Aus dem Jahresbericht geht hervor, dass das Safety Gate im Jahr 2023 mit über 3.000 Warnmeldungen die höchste Zahl der seit der Einrichtung des Systems im Jahre 2003 validierten Warnmeldungen verzeichnete. Abgesehen von dieser sehr hohen Anzahl von Warnmeldungen unterschied sich auch die Aufschlüsselung nach Produktkategorien deutlich von dem in den Vorjahren beobachteten Muster. Im vergangenen Jahr führte die Produktkategorie „Kosmetika“ erstmals vor den Produktkategorien „Spielzeug“ und „Kraftfahrzeuge“. Mehr als 1.000 Einträge zu gefährlichen Kosmetika finden sich auf der Website des Safety Gates. Gemessen an der Gesamtzahl der Warnungen hat sich der Anteil von gefährlichen Kosmetika damit in Vergleich zum Jahre 2022 mehr als verdreifacht.
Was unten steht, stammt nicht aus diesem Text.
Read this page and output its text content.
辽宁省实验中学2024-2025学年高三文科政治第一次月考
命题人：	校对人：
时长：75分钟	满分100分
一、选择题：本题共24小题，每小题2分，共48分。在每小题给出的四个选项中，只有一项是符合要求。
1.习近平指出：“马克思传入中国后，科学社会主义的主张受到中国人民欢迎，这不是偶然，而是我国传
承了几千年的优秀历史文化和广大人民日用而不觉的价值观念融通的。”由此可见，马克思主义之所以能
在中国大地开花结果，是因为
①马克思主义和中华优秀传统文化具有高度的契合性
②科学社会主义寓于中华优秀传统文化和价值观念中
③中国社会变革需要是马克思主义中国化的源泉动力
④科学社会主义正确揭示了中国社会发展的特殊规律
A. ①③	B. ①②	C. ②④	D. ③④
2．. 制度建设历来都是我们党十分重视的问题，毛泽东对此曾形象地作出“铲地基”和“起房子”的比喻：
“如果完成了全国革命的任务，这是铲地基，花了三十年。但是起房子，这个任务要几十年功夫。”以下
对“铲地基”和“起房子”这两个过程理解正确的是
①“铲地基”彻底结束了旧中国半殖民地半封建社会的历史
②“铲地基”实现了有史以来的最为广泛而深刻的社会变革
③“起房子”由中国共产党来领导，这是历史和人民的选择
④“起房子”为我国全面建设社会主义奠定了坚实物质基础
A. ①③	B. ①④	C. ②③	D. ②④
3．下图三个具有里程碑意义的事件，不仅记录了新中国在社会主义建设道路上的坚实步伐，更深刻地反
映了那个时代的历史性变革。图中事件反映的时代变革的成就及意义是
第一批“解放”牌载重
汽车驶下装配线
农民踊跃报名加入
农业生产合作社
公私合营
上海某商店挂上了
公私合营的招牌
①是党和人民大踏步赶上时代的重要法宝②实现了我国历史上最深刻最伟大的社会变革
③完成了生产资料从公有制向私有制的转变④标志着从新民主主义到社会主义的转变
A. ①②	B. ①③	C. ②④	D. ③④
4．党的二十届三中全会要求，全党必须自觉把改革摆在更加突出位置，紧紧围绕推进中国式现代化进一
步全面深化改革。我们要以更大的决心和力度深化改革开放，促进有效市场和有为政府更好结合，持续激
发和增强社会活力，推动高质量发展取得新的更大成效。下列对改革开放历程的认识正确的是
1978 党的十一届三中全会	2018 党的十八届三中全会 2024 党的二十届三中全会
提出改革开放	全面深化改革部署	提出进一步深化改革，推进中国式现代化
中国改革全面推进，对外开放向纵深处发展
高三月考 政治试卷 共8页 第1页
Dieser Trend ist laut Bericht darauf zurückzuführen, dass die Marktüberwachungsbehörden im Zuge der Durchsetzung wirksamer Beschränkungen vor Chemikalien im Rahmen der Verordnung (EG) Nr. 1907/2006 („REACH-VO“) verstärkt kosmetische Mittel in den Blick nahmen, um das Vorhandensein verbotener gefährlicher chemischer Inhaltsstoffe zu überprüfen.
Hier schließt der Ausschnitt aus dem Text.